The United States has signed a new, updated defence accord with the United Arab Emirates that could allow Washington to send more troops and equipment there, the Pentagon said today.
The agreement replaces a 1994 accord to better "reflect the broad range of military-to-military cooperation that the UAE and US enjoy today," spokesman Christopher Sherwood said.
US Defence Secretary Jim Mattis, a champion of closer Gulf ties, discussed the agreement with Sheikh Mohammed Bin Zayed Al-Nahyan, crown prince of Abu Dhabi, at the White House yesterday.
The accord was signed on 8 May, the Pentagon said, but was only disclosed over the past day.

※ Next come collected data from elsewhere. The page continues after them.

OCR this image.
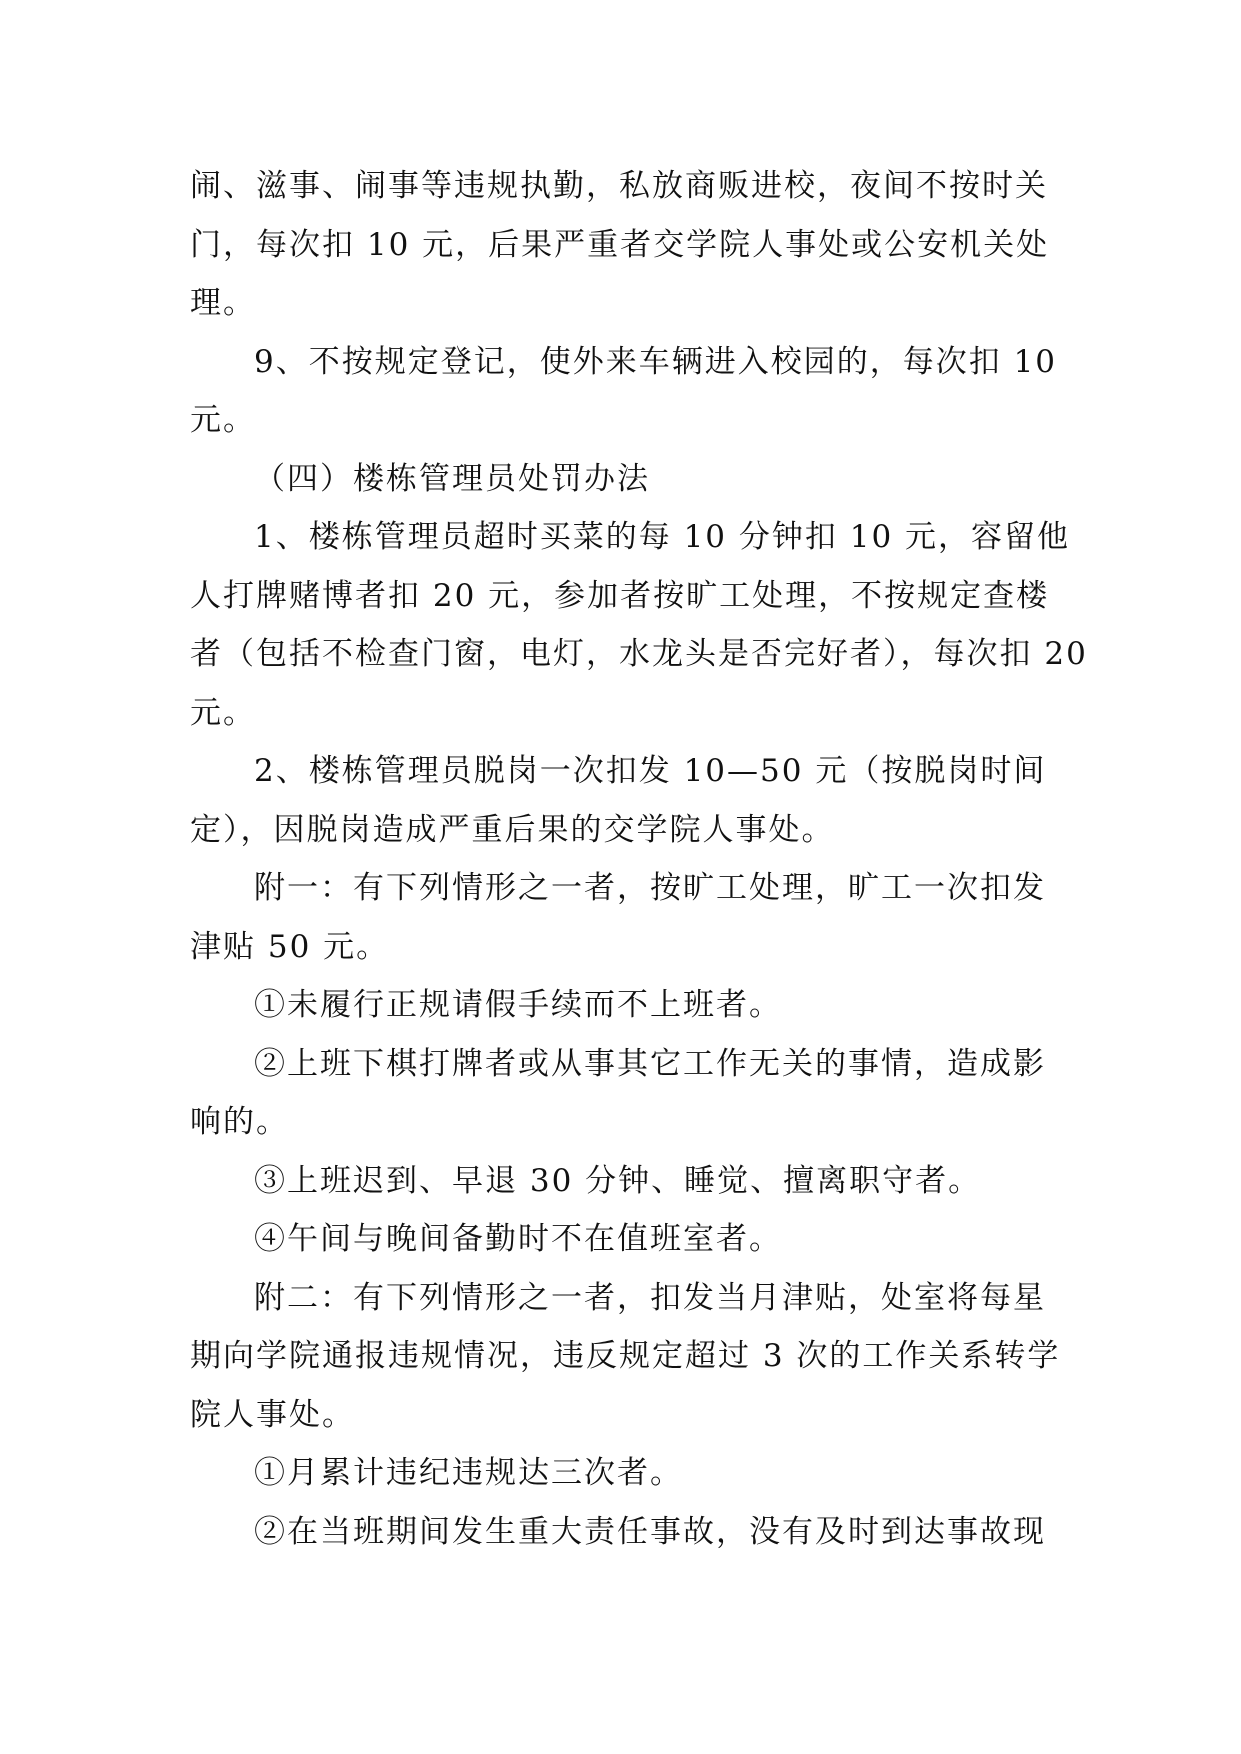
闹、滋事、闹事等违规执勤，私放商贩进校，夜间不按时关
门，每次扣 10 元，后果严重者交学院人事处或公安机关处
理。
9、不按规定登记，使外来车辆进入校园的，每次扣 10
元。
（四）楼栋管理员处罚办法
1、楼栋管理员超时买菜的每 10 分钟扣 10 元，容留他
人打牌赌博者扣 20 元，参加者按旷工处理，不按规定查楼
者（包括不检查门窗，电灯，水龙头是否完好者），每次扣 20
元。
2、楼栋管理员脱岗一次扣发 10—50 元（按脱岗时间
定），因脱岗造成严重后果的交学院人事处。
附一：有下列情形之一者，按旷工处理，旷工一次扣发
津贴 50 元。
①未履行正规请假手续而不上班者。
②上班下棋打牌者或从事其它工作无关的事情，造成影
响的。
③上班迟到、早退 30 分钟、睡觉、擅离职守者。
④午间与晚间备勤时不在值班室者。
附二：有下列情形之一者，扣发当月津贴，处室将每星
期向学院通报违规情况，违反规定超过 3 次的工作关系转学
院人事处。
①月累计违纪违规达三次者。
②在当班期间发生重大责任事故，没有及时到达事故现
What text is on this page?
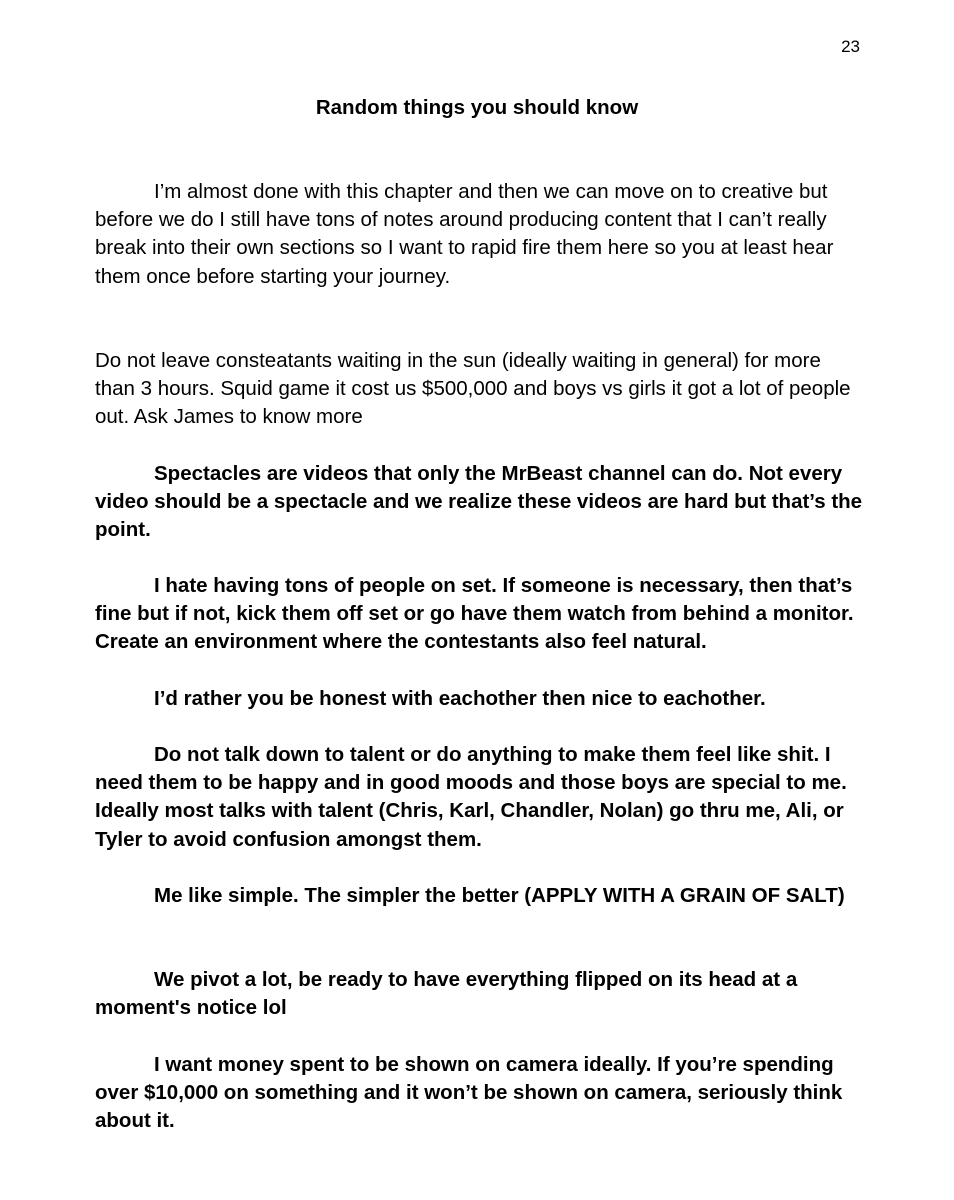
23
Random things you should know

I’m almost done with this chapter and then we can move on to creative but before we do I still have tons of notes around producing content that I can’t really break into their own sections so I want to rapid fire them here so you at least hear them once before starting your journey.

Do not leave consteatants waiting in the sun (ideally waiting in general) for more than 3 hours. Squid game it cost us $500,000 and boys vs girls it got a lot of people out. Ask James to know more

Spectacles are videos that only the MrBeast channel can do. Not every video should be a spectacle and we realize these videos are hard but that’s the point.

I hate having tons of people on set. If someone is necessary, then that’s fine but if not, kick them off set or go have them watch from behind a monitor. Create an environment where the contestants also feel natural.

I’d rather you be honest with eachother then nice to eachother.

Do not talk down to talent or do anything to make them feel like shit. I need them to be happy and in good moods and those boys are special to me. Ideally most talks with talent (Chris, Karl, Chandler, Nolan) go thru me, Ali, or Tyler to avoid confusion amongst them.

Me like simple. The simpler the better (APPLY WITH A GRAIN OF SALT)

We pivot a lot, be ready to have everything flipped on its head at a moment's notice lol

I want money spent to be shown on camera ideally. If you’re spending over $10,000 on something and it won’t be shown on camera, seriously think about it.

The agreement marks a new chapter in our partnership and reflects the breadth and depth of our ongoing cooperation
Mattis said in a statement after the talks.
Sherwood described the agreement as a framework that dictates "the magnitude and conditions of the US military presence in-country."
This provides the US military with the ability to more seamlessly respond to a range of scenarios in and around the UAE, if necessary
Since taking office, Trump administration has already increased cooperation with the UAE in Yemen against Al-Qaeda in the Arabian Peninsula. It also appears increasingly inclined to support a Saudi-led coalition against Houthi fighters, who are aligned with Iran.
Iran rejects accusations that it is giving financial and military support to the Houthis in Yemen's civil war.